DOUBLE WHAMMY: There’s a lot to like in the new tax cut for a lot of U.S. businesses. But as The Wall Street Journal reports, that’s not necessarily the case for companies on the cusp of bankruptcy. The new law gets rid of net operating loss carry-backs, which allowed businesses to get an immediate tax rebate by applying a current loss to previous taxable income. “Coupled with a limit on interest deductions, which makes borrowing costlier, the changes will leave strapped firms with fewer options, according to bankruptcy lawyers and advisers.”

PERSONNEL UPDATE: Emily Schillinger, most recently seen helping get the GOP tax bill into law as House Ways and Means Chairman Kevin Brady’s communications director, is heading off the Hill.

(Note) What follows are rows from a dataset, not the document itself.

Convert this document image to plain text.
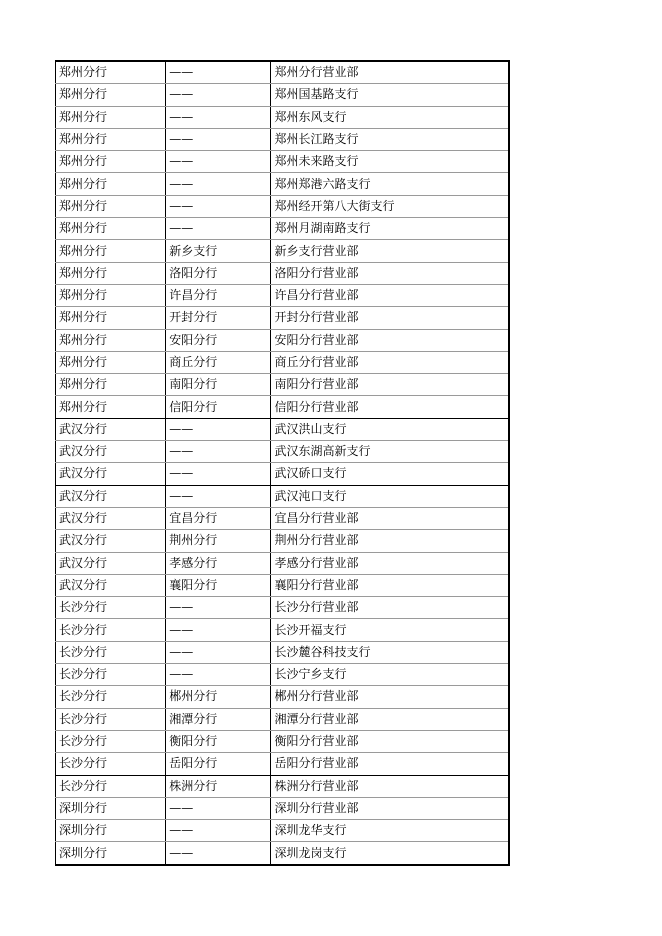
郑州分行	——	郑州分行营业部
郑州分行	——	郑州国基路支行
郑州分行	——	郑州东风支行
郑州分行	——	郑州长江路支行
郑州分行	——	郑州未来路支行
郑州分行	——	郑州郑港六路支行
郑州分行	——	郑州经开第八大街支行
郑州分行	——	郑州月湖南路支行
郑州分行	新乡支行	新乡支行营业部
郑州分行	洛阳分行	洛阳分行营业部
郑州分行	许昌分行	许昌分行营业部
郑州分行	开封分行	开封分行营业部
郑州分行	安阳分行	安阳分行营业部
郑州分行	商丘分行	商丘分行营业部
郑州分行	南阳分行	南阳分行营业部
郑州分行	信阳分行	信阳分行营业部
武汉分行	——	武汉洪山支行
武汉分行	——	武汉东湖高新支行
武汉分行	——	武汉硚口支行
武汉分行	——	武汉沌口支行
武汉分行	宜昌分行	宜昌分行营业部
武汉分行	荆州分行	荆州分行营业部
武汉分行	孝感分行	孝感分行营业部
武汉分行	襄阳分行	襄阳分行营业部
长沙分行	——	长沙分行营业部
长沙分行	——	长沙开福支行
长沙分行	——	长沙麓谷科技支行
长沙分行	——	长沙宁乡支行
长沙分行	郴州分行	郴州分行营业部
长沙分行	湘潭分行	湘潭分行营业部
长沙分行	衡阳分行	衡阳分行营业部
长沙分行	岳阳分行	岳阳分行营业部
长沙分行	株洲分行	株洲分行营业部
深圳分行	——	深圳分行营业部
深圳分行	——	深圳龙华支行
深圳分行	——	深圳龙岗支行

Schillinger will be taking over as vice president for public affairs for the American Investment Council, the private equity industry’s trade association. One of the industry’s key tax priorities, the preferential tax treatment for carried interest, made it through basically unscathed in the new tax law.

INTERNATIONAL UPDATE

GERMANY GETS CUTTING: A proposal to gradually scrap Germany’s air transport tax might get dropped in negotiations over forming a new government, Reuters reports. The tax, which adds up to 40 euros (around $50) on flight tickets, raises more than 1 billion euros for Berlin each year. A tentative proposal that Reuters had seen Friday called for getting rid of the tax, but the news agency reported Sunday that idea could be dropped from a final coalition agreement. Chancellor Angela Merkel and her Christian Democrats have been negotiating with Social Democrats to form a new coalition.

STATE NEWS

MEET ME IN COURT: The Massachusetts high court will begin hearing arguments this week on a legal challenge against the state’s so-called “millionaires tax,” the Associated Press reports. “The constitutional amendment would impose a surtax of 4 percent on any portion of an individual’s annual income that exceeds $1 million. The justices are not being asked to decide on the merits of the proposal, but instead whether it runs afoul of restrictions the state constitution places on the scope of ballot initiatives.”

QUICK LINKS

The early returns on the big business response to the GOP tax cut.

Tax headline of the weekend: “Billionaire takes a property tax stand over pooping geese.”

DID YOU KNOW?

Martha, the last known passenger pigeon in existence, died at the Cincinnati Zoo in 1914.